Entendendo a crônica:
01 –
Qual a principal ideia que a crônica busca transmitir?
A crônica busca
transmitir a ideia de que a linguagem é um fenômeno complexo e cheio de
mistérios. A autora questiona a origem das palavras, a evolução da linguagem e
a forma como construímos nosso conhecimento sobre o mundo. Além disso, a
crônica reflete sobre a construção da identidade feminina e a repressão sexual
na época em que a autora viveu.
02
– Qual o papel da anedota sobre o professor ateu na crônica?

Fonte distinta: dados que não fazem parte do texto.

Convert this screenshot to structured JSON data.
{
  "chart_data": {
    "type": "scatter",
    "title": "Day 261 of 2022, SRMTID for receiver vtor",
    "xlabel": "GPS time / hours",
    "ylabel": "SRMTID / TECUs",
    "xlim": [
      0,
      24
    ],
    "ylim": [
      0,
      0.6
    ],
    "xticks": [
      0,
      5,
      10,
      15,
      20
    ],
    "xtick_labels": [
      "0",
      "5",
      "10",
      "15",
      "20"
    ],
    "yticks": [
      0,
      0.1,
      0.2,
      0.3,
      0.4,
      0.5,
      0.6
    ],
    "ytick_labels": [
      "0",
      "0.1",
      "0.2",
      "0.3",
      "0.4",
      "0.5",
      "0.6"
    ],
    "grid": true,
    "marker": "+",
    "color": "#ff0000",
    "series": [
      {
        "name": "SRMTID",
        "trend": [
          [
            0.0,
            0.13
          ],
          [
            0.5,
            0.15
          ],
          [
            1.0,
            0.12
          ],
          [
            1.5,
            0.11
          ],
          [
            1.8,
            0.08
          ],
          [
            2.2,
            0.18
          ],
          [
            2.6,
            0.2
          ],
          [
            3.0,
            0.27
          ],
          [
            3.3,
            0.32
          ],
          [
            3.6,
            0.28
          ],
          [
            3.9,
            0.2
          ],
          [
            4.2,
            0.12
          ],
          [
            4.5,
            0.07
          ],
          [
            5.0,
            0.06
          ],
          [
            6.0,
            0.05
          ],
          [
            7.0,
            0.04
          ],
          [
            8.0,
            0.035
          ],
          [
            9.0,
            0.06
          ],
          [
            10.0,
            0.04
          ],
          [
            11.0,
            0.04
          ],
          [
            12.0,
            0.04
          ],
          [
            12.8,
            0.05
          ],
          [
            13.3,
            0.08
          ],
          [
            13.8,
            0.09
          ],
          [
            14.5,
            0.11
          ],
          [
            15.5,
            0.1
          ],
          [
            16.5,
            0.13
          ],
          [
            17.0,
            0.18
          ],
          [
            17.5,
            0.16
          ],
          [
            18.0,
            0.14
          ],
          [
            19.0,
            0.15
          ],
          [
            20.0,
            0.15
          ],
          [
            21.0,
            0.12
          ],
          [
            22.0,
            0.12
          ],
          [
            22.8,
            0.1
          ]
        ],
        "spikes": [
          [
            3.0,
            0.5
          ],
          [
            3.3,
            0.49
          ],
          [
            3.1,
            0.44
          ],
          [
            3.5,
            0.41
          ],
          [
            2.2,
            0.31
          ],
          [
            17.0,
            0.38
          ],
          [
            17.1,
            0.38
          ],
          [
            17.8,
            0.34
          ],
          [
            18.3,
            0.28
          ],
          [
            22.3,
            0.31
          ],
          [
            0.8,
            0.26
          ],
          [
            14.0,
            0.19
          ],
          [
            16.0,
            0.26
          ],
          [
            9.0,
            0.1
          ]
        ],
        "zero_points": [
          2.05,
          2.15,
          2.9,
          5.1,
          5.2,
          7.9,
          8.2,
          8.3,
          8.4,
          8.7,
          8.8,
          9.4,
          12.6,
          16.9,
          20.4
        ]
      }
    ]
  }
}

A anedota sobre o professor
ateu serve para ilustrar a complexidade das questões relacionadas à origem da
vida e à criação. Ao apresentar diferentes hipóteses, o professor provoca a
curiosidade das alunas e as convida a questionar as verdades estabelecidas.
03
– Qual a importância da referência à vida no internato para a crônica?
A referência à
vida no internato permite que a autora explore a construção da identidade
feminina em um ambiente marcado pela repressão sexual e pela imposição de
valores religiosos. A experiência da autora no internato revela a curiosidade
natural dos adolescentes em relação ao corpo e à sexualidade, contrastando com
a rigidez das normas sociais da época.
04
– Qual a relação entre a linguagem e a identidade?
A linguagem é uma
ferramenta fundamental para a construção da identidade. As palavras que
utilizamos, a forma como nos expressamos e o nosso vocabulário revelam muito
sobre quem somos e como vemos o mundo. A autora sugere que a linguagem não é
apenas um meio de comunicação, mas também um reflexo da nossa história e da
nossa cultura.
05
– Qual a importância da pergunta sobre a origem da vida para a crônica?
A pergunta sobre
a origem da vida serve como ponto de partida para uma reflexão mais ampla sobre
a existência humana. Ao questionar como a vida surgiu e como a linguagem se
desenvolveu, a autora nos convida a pensar sobre nosso lugar no universo e
sobre o significado da vida.
06
– Qual o tom predominante na crônica?
O tom
predominante na crônica é irônico e leve. A autora utiliza a linguagem
coloquial e a primeira pessoa do singular para criar uma proximidade com o
leitor e tornar a leitura mais agradável. Ao mesmo tempo, a crônica aborda
temas profundos e complexos de forma inteligente e perspicaz.
07
– Qual a relevância da crônica para a sociedade contemporânea?
A crônica de
Raquel de Queiroz continua relevante para a sociedade contemporânea, pois
aborda questões que ainda são objeto de debate, como a origem da vida, a
construção da identidade e a relação entre linguagem e pensamento. Além disso,
a crônica nos convida a refletir sobre o papel da educação na formação do
indivíduo e a importância de questionar as verdades estabelecidas.